It is hard to believe that a comedy as singularly inept and downright unfunny as An American Carol came from one of the three minds behind one of the funniest comedies of all time, Airplane! (I'd argue THE funniest, but that's for another place and time), and harder yet to believe that it somehow weaseled its way onto 1,600+ screens this weekend. But here it is, as witless and tactless as anything 2008 has offered up to date, and in a year where the wonder duo that is Friedberg and Seltzer has shat out not one, but two similarly dreadful offerings, that's saying a lot.

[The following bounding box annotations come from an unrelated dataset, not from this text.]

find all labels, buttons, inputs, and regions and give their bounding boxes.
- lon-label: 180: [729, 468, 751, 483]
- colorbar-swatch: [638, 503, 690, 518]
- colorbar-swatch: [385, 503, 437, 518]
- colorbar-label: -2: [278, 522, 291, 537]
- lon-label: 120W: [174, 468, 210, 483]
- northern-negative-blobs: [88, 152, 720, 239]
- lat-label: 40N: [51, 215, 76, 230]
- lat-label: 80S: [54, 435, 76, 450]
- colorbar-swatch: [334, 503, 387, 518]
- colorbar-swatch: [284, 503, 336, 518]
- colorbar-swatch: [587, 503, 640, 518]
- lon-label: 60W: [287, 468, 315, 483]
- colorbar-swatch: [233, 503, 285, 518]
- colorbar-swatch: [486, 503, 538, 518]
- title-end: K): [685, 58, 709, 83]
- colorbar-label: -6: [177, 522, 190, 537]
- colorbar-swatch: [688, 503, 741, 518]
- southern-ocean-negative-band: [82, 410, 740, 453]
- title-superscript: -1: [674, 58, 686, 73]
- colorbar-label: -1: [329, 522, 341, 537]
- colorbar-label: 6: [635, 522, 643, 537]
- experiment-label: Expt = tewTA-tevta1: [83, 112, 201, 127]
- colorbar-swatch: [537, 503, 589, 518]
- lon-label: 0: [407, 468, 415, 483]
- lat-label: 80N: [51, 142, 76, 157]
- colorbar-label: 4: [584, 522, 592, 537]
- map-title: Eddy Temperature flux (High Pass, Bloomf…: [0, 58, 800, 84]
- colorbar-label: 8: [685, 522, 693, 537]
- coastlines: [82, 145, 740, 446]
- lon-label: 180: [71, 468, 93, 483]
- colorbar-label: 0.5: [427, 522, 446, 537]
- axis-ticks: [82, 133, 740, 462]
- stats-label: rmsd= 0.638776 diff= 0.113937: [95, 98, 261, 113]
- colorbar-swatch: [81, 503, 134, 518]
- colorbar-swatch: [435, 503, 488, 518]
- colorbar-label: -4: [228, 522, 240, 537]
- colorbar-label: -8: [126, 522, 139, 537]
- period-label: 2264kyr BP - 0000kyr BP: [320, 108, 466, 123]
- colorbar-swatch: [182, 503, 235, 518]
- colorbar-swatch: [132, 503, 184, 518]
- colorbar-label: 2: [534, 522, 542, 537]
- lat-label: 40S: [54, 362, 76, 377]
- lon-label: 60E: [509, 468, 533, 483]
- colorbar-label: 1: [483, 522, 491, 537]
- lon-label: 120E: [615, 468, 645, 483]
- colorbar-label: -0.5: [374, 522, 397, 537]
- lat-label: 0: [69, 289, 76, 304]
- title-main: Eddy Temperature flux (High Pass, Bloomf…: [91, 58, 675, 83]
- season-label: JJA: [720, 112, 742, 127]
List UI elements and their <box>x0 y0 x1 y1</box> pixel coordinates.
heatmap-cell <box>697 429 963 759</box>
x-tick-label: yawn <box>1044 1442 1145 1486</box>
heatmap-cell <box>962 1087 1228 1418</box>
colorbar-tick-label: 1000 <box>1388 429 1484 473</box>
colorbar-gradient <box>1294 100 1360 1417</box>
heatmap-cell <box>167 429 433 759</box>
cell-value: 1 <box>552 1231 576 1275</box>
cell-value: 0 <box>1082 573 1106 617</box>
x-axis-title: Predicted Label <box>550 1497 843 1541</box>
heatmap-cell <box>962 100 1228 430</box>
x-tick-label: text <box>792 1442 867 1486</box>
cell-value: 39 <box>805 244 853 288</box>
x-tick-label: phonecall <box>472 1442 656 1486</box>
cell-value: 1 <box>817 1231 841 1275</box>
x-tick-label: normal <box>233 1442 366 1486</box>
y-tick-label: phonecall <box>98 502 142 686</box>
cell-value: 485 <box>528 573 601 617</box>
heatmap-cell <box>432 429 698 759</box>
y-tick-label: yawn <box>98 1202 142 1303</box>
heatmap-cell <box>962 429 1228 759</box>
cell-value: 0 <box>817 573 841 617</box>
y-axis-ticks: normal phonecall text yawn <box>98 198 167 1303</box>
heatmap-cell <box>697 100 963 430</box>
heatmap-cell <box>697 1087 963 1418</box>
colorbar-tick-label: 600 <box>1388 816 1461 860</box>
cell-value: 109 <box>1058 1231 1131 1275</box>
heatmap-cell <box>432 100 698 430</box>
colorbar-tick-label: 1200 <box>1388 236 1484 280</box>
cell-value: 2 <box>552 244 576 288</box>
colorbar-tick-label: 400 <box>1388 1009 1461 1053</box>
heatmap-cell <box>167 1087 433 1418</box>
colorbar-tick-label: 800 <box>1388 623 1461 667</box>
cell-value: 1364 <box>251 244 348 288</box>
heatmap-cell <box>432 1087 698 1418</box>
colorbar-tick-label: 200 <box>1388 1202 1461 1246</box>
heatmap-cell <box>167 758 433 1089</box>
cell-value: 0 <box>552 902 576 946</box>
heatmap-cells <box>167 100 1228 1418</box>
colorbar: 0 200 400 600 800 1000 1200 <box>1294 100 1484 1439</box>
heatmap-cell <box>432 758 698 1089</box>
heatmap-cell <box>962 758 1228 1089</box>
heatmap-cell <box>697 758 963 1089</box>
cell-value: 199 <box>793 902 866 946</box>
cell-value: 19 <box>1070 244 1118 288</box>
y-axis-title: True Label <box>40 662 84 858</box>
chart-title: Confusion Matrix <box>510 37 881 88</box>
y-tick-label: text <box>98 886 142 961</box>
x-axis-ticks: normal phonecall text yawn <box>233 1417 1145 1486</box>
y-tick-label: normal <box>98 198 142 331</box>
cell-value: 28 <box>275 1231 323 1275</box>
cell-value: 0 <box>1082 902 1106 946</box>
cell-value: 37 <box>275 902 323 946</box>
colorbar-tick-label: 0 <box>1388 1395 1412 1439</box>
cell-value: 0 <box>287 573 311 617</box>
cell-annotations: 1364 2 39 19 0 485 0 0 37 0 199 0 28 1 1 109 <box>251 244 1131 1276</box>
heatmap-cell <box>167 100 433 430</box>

In this tale being spun by an absent-minded grandfather (Leslie Nielsen, appearing in one of two roles) at an all-American cookout, our Scrooge surrogate is Michael Malone (Kevin Farley), a liberal-and-then-some filmmaker infamous for his documentaries, with the most recent screed being titled "Die You American Pigs!". To a couple of terrorists (led by Robert Davi), he seems like the ideal candidate to help them replace their Taliban recruitment video; to Malone, they seem like the ideal opportunity for him to finally direct a legitimate feature and earn some respect, in spite of his current campaign to abolish the Fourth of July. Thus it's up to the ghosts of George Washington, George Patton and John F. Kennedy (played by Jon Voight, Kelsey Grammer and Chriss Anglin, respectively) to set Malone on the proper path to patriotism -- a path that can't help but end at a country music concert being held (for the troops, mind you) on Independence Day.
Stripped of any political agenda (as much as possible), the jokes themselves come as fast and furious as they had in Airplane!, with one significant difference: they're not funny. A plantation full of slaves singing "Hava Nagila"? Not funny. Legions of ACLU attorneys getting blasted away like a horde of zombies? Not funny. The closest thing to clever here is a brief reference to Brian de Palma's little-seen Redacted, and even that is wedged in amidst poor slapstick, obvious fat jokes and cheap homophobia (the "those butch lesbians aren't guys after all!" routine is right up there with "that fat lady's not pregnant after all!" in the So-Called Hilarity Hall of Fame).
Then in one of the film's precious few intentionally unfunny moments -- and its arguable low point -- Malone is whisked away to a dust-covered church, where the front doors open to reveal the neighboring remains of the World Trade Center and George Washington points out that the dust all around is actually made up of the ashes of 9/11 victims. (Don't worry, laugh lovers: it doesn't take but a minute for the fatty liberal to run outside and bash his head between two nearby bells.) It's enough to make Rudy Giuliani shake his head in shame, and what are we as an audience really supposed to take away from it? That if we're not laughing for any of the film's other eighty minutes, the terrorists will win? Is that tactic any more radical an approach than anything Michael Moore or his fictional counterpart could pull either on- or off-screen?
Malone may have his petty (and, yes, unfunny) reasons for taking American soldiers to task, but Zucker and his co-writers willfully lump support of the war and support of the soldiers together, and their eagerness to paint a blue-state bullseye with broad strokes is ultimately their undoing. By their logic, loving America and enjoying laughter are two mutually exclusive stances, and that attitude kind of defeats the purpose of political satire in the end.
Look, Team America: World Police took liberal Hollywood to task, including Moore by name (and knocking his weight too), but at least there were genuine laughs there, many of them non-partisan. Trey Parker and Matt Stone made gleefully offensive fun of liberals and conservatives alike, did it with puppets and made an entertainment out of it; here, David Zucker makes gleefully offensive fun of liberals, does it with other kinds of puppets and just makes an embarrassment out of it.